Through the comprehensive use of voice recognition, face recognition, expression analysis, lip movement status, eye tracking, gesture recognition, tactile monitoring and other technologies, multimodal recognition can accurately judge people's emotions and fatigue states, realize identity verification, and provide people with more accurate, active and personalized human-computer interaction.
In the development of multimodal large-scale models, visual generation technology plays an important role. Models capable of understanding and generating visual content can engage in deeper and more complex tasks, such as image annotation, visual storytelling, and complex design tasks. These tasks require models to be able to understand and generate visual content that is closer to the way humans perceive and better process and generate information.

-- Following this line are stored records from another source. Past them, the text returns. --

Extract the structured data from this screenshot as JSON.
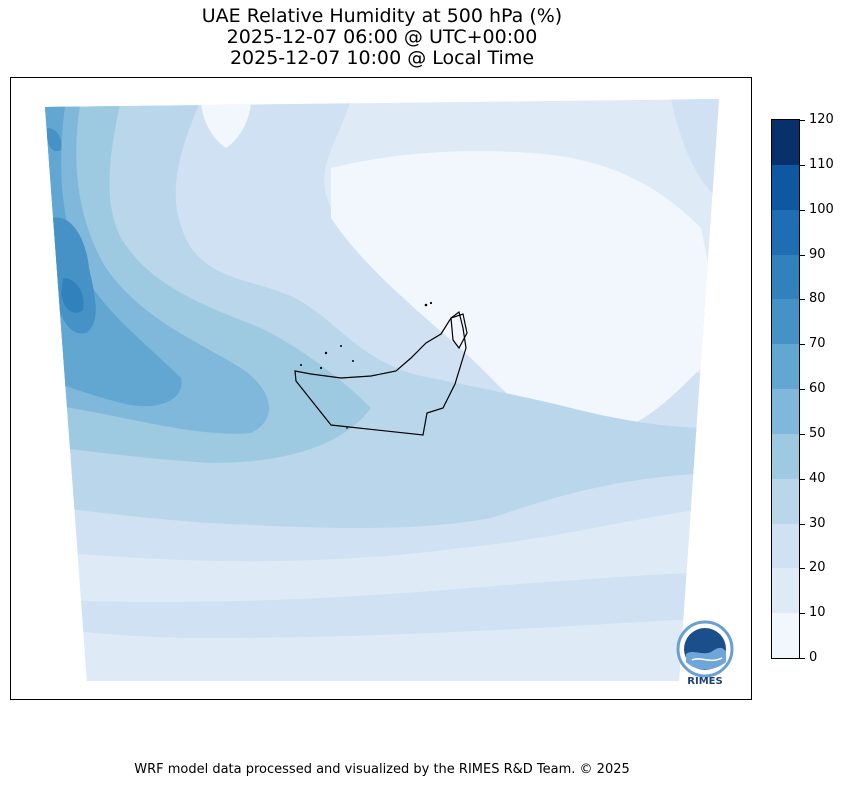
{
  "title": {
    "line1": "UAE Relative Humidity at 500 hPa (%)",
    "line2": "2025-12-07 06:00 @ UTC+00:00",
    "line3": "2025-12-07 10:00 @ Local Time"
  },
  "colorbar": {
    "ticks": [
      "0",
      "10",
      "20",
      "30",
      "40",
      "50",
      "60",
      "70",
      "80",
      "90",
      "100",
      "110",
      "120"
    ],
    "colors": [
      "#f1f7fd",
      "#deebf7",
      "#cfe1f2",
      "#b9d6eb",
      "#9ecae1",
      "#7fb8da",
      "#62a7d2",
      "#4692c6",
      "#3181bd",
      "#1f6eb3",
      "#0e58a2",
      "#08306b"
    ]
  },
  "logo": {
    "text": "RIMES"
  },
  "footer": "WRF model data processed and visualized by the RIMES R&D Team. © 2025"
}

In the multimodal AI application market, large technology companies are gradually transforming the traditional AI solution business model, increasing the research and development of AI large language models, and further exploring the field of multimodal large models. Tech giants such as Google, OpenAI, and Meta are studying the potential of multimodal large models in robotics applications. Some companies optimize large language models by fine-tuning bot training data, while others leverage transformer architectures to train multiple sensory data simultaneously. Some of these companies focus on solving the high-level decision-making problems of robots, and some study the large models that directly participate in the underlying motion planning problems of robots, thus producing a series of specific large models.
From the perspective of business model, AI models are mainly divided into two ways. One is to provide API interfaces to enterprise users, in the form of Model-as-a-Service, enterprises can call the corresponding multimodal AI model for processing according to their own needs. The other is to embed multimodal AI models into its own products and services to provide specific solutions. Both of these methods have huge market potential and can be applied in various fields, such as intelligent transportation, intelligent manufacturing, smart home, etc.
According to market research firm Tractica, the multimodal AI technology market is expected to reach $28.2 billion by 2025, with a growth rate of more than 28%. Coupled with the development of cloud computing and edge computing technologies, the application of multimodal AI will be more extensive.
At present, multimodal AI technology still faces some challenges. One of them is the acquisition and processing of multimodal data, where different types of data require different sensors and algorithms to process. In addition, the quality and accuracy of the data is also a challenge, especially since the data acquired in various environments and scenarios can be noisy and inaccurate.
Therefore, the development of multimodal AI technology in the future needs to further solve the problem of data acquisition and processing, and improve the performance and usability of the model. At the same time, it is also necessary to strengthen the research and innovation of multimodal AI technology, promote the expansion of multimodal AI application scenarios to a wider range of fields, and realize the comprehensive application of artificial intelligence in various industries.